Anosognosia, meaning “unawareness of illness,” is a syndrome commonly seen in people with serious mental illness and some neurological disorders, according to Xavier Amador, Ph.D.. People with this syndrome do not believe they are ill despite evidence to the contrary, said Amador, who is director of psychology at the New York State Psychiatric Institute and professor of psychology in the department of psychiatry at Columbia University College of Physicians and Surgeons.

Amador’s quest to understand the basis of this syndrome lies a little closer to home. It was his experience as a clinician and as a brother of someone with schizophrenia, Amador said, that led him to do research on anosognosia, “which is not to be confused with denial,” he emphasized, although in the beginning, he did not make that distinction. “That’s what I called it when my brother refused to take his medications, and that is what I called it when after his third hospitalization, I found his Haldol in the trashcan,” said Amador. “This is someone who taught me to throw a baseball and ride a bicycle. I really looked up to him and was appalled by what I thought was his immaturity, stubbornness, and defensiveness.” But research points to a much more complex problem. Intrigued by a 1986 study by William H. Wilson, M.D., and colleagues that found that 89 percent of patients with schizophrenia denied having an illness, Amador conducted his own investigation of the issue.

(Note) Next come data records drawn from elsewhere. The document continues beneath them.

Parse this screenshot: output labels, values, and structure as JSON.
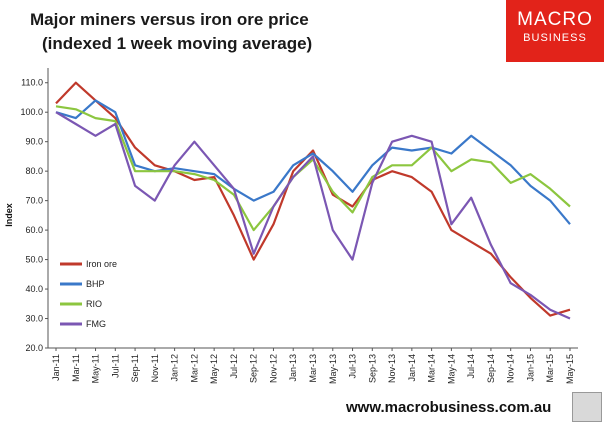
{
  "header": {
    "title_line1": "Major miners versus iron ore price",
    "title_line2": "(indexed 1 week moving average)"
  },
  "logo": {
    "line1": "MACRO",
    "line2": "BUSINESS"
  },
  "footer": {
    "url": "www.macrobusiness.com.au"
  },
  "colors": {
    "Iron ore": "#c0392b",
    "BHP": "#3a78c9",
    "RIO": "#8cc63f",
    "FMG": "#7b57b3"
  },
  "chart_data": {
    "type": "line",
    "title": "Major miners versus iron ore price (indexed 1 week moving average)",
    "xlabel": "",
    "ylabel": "Index",
    "ylim": [
      20,
      115
    ],
    "yticks": [
      "20.0",
      "30.0",
      "40.0",
      "50.0",
      "60.0",
      "70.0",
      "80.0",
      "90.0",
      "100.0",
      "110.0"
    ],
    "x": [
      "Jan-11",
      "Mar-11",
      "May-11",
      "Jul-11",
      "Sep-11",
      "Nov-11",
      "Jan-12",
      "Mar-12",
      "May-12",
      "Jul-12",
      "Sep-12",
      "Nov-12",
      "Jan-13",
      "Mar-13",
      "May-13",
      "Jul-13",
      "Sep-13",
      "Nov-13",
      "Jan-14",
      "Mar-14",
      "May-14",
      "Jul-14",
      "Sep-14",
      "Nov-14",
      "Jan-15",
      "Mar-15",
      "May-15"
    ],
    "legend_position": "lower-left inside",
    "grid": false,
    "series": [
      {
        "name": "Iron ore",
        "values": [
          103,
          110,
          104,
          98,
          88,
          82,
          80,
          77,
          78,
          65,
          50,
          62,
          80,
          87,
          72,
          68,
          77,
          80,
          78,
          73,
          60,
          56,
          52,
          44,
          37,
          31,
          33
        ]
      },
      {
        "name": "BHP",
        "values": [
          100,
          98,
          104,
          100,
          82,
          80,
          81,
          80,
          79,
          74,
          70,
          73,
          82,
          86,
          80,
          73,
          82,
          88,
          87,
          88,
          86,
          92,
          87,
          82,
          75,
          70,
          62
        ]
      },
      {
        "name": "RIO",
        "values": [
          102,
          101,
          98,
          97,
          80,
          80,
          80,
          79,
          77,
          72,
          60,
          68,
          78,
          84,
          73,
          66,
          78,
          82,
          82,
          88,
          80,
          84,
          83,
          76,
          79,
          74,
          68
        ]
      },
      {
        "name": "FMG",
        "values": [
          100,
          96,
          92,
          96,
          75,
          70,
          82,
          90,
          82,
          74,
          52,
          68,
          78,
          85,
          60,
          50,
          76,
          90,
          92,
          90,
          62,
          71,
          55,
          42,
          38,
          33,
          30
        ]
      }
    ]
  }
}
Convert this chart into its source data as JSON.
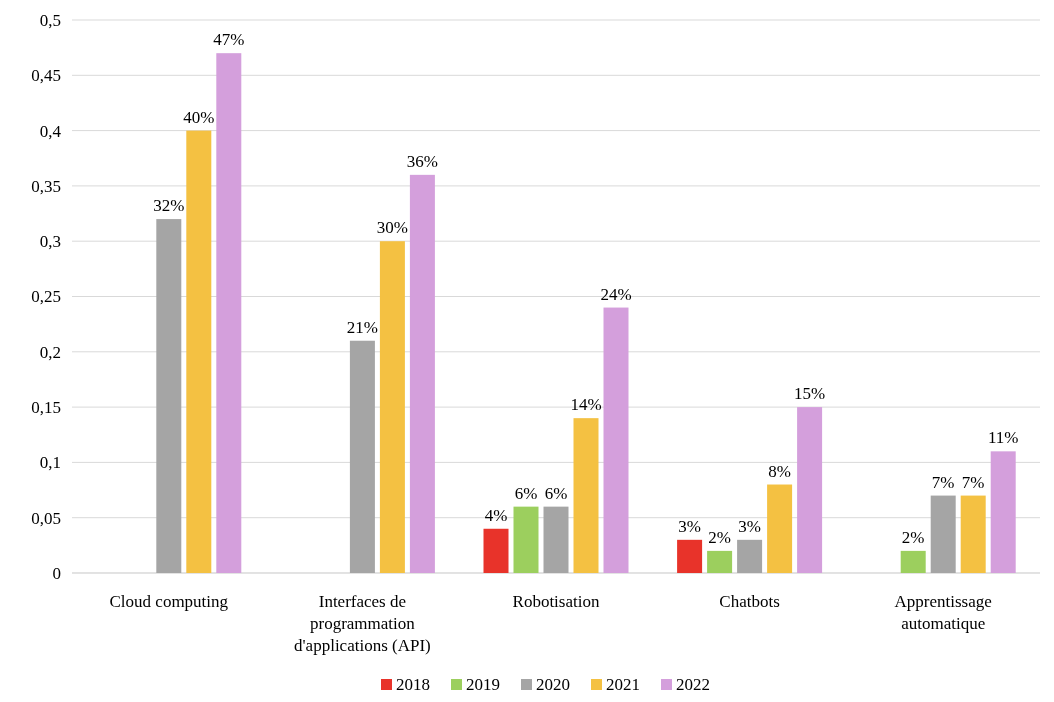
{
  "chart_data": {
    "type": "bar",
    "categories": [
      "Cloud computing",
      "Interfaces de programmation d'applications (API)",
      "Robotisation",
      "Chatbots",
      "Apprentissage automatique"
    ],
    "series": [
      {
        "name": "2018",
        "color": "#e8332a",
        "values": [
          null,
          null,
          0.04,
          0.03,
          null
        ],
        "value_labels": [
          null,
          null,
          "4%",
          "3%",
          null
        ]
      },
      {
        "name": "2019",
        "color": "#9ccf5e",
        "values": [
          null,
          null,
          0.06,
          0.02,
          0.02
        ],
        "value_labels": [
          null,
          null,
          "6%",
          "2%",
          "2%"
        ]
      },
      {
        "name": "2020",
        "color": "#a5a5a5",
        "values": [
          0.32,
          0.21,
          0.06,
          0.03,
          0.07
        ],
        "value_labels": [
          "32%",
          "21%",
          "6%",
          "3%",
          "7%"
        ]
      },
      {
        "name": "2021",
        "color": "#f4c142",
        "values": [
          0.4,
          0.3,
          0.14,
          0.08,
          0.07
        ],
        "value_labels": [
          "40%",
          "30%",
          "14%",
          "8%",
          "7%"
        ]
      },
      {
        "name": "2022",
        "color": "#d49fdc",
        "values": [
          0.47,
          0.36,
          0.24,
          0.15,
          0.11
        ],
        "value_labels": [
          "47%",
          "36%",
          "24%",
          "15%",
          "11%"
        ]
      }
    ],
    "ylim": [
      0,
      0.5
    ],
    "yticks": [
      0,
      {
        "value": 0.05,
        "label": "0,05"
      },
      {
        "value": 0.1,
        "label": "0,1"
      },
      {
        "value": 0.15,
        "label": "0,15"
      },
      {
        "value": 0.2,
        "label": "0,2"
      },
      {
        "value": 0.25,
        "label": "0,25"
      },
      {
        "value": 0.3,
        "label": "0,3"
      },
      {
        "value": 0.35,
        "label": "0,35"
      },
      {
        "value": 0.4,
        "label": "0,4"
      },
      {
        "value": 0.45,
        "label": "0,45"
      },
      {
        "value": 0.5,
        "label": "0,5"
      }
    ],
    "grid": "y",
    "legend": "bottom"
  }
}
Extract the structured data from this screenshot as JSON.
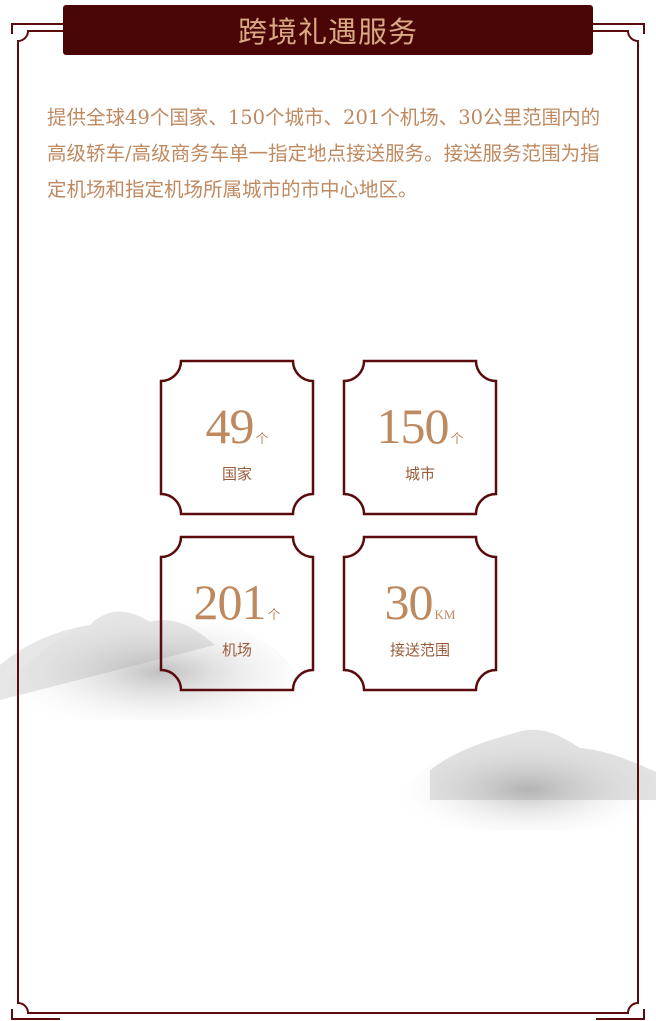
{
  "title": "跨境礼遇服务",
  "intro": "提供全球49个国家、150个城市、201个机场、30公里范围内的高级轿车/高级商务车单一指定地点接送服务。接送服务范围为指定机场和指定机场所属城市的市中心地区。",
  "stats": [
    {
      "value": "49",
      "unit": "个",
      "label": "国家"
    },
    {
      "value": "150",
      "unit": "个",
      "label": "城市"
    },
    {
      "value": "201",
      "unit": "个",
      "label": "机场"
    },
    {
      "value": "30",
      "unit": "KM",
      "label": "接送范围"
    }
  ],
  "colors": {
    "banner": "#4a0606",
    "border": "#5a0c0c",
    "text": "#bf8960"
  }
}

Amador and his colleagues found in a 1994 study that nearly 60 percent of a sample of 221 patients with schizophrenia did not believe they were ill. Amador also described what it is like to work with someone who has anosognosia. One patient encountered by Amador had a lesion on the frontal lobe of his brain. He was unaware that he was paralyzed on his left side or that he had problems writing. When asked to draw a clock, the patient thought he did fine, Amador recalled. However, when Amador pointed out to the patient that the numbers were outside of the circle, the patient became upset. “The more I talked to him [about the drawing], the more flustered he got. . . . Then he got angry and pushed the paper away, saying ‘it’s not mine-it’s not my drawing.’ ” Amador finds the same reaction appears when he talks to people with severe mental illness, which sometimes involves similar frontal lobe deficits. “Instead of being an ally, I end up being an adversary,” he said. Amador urged family members and mental health professionals to understand that collaboration with treatment by someone who has a severe mental illness and anosognosia is a goal, not a given. “Don’t expect them to comply with any treatment plan, because they don’t believe they are ill,” noted Amador. It is important instead to develop a partnership with the patient around those things that can be agreed upon. Amador said that family members and clinicians should first listen to the patient’s fears, such as being placed in the hospital against his or her will. Empathy with the patient’s frustrations and even delusional beliefs is also important, remarked Amador, who said that the phrase “I understand how you feel” can make a world of difference. The most difficult thing for family members to do in building a trusting relationship, he said, is to restrict discussion to the problems that the person with mental illness perceives as problems. “You might see the hallucinations or delusions as the big problem,” said Amador. “Your loved one, however, may be complaining about not getting to sleep at night. That is the problem you should be discussing.” Perhaps a patient will only take his or her medications to get family members and clinicians to quit bothering them, and this is sometimes enough, Amador said. “You have to find out what motivates them to take their medications, then reflect that reason back and highlight the perceived benefits.”

Amador wrote about getting people with serious mental illness to accept treatment in a book titled,I am Not Sick, I Don’t Need Help: A Practical Guide for Families and Therapists, published in 2000 by Vida Press.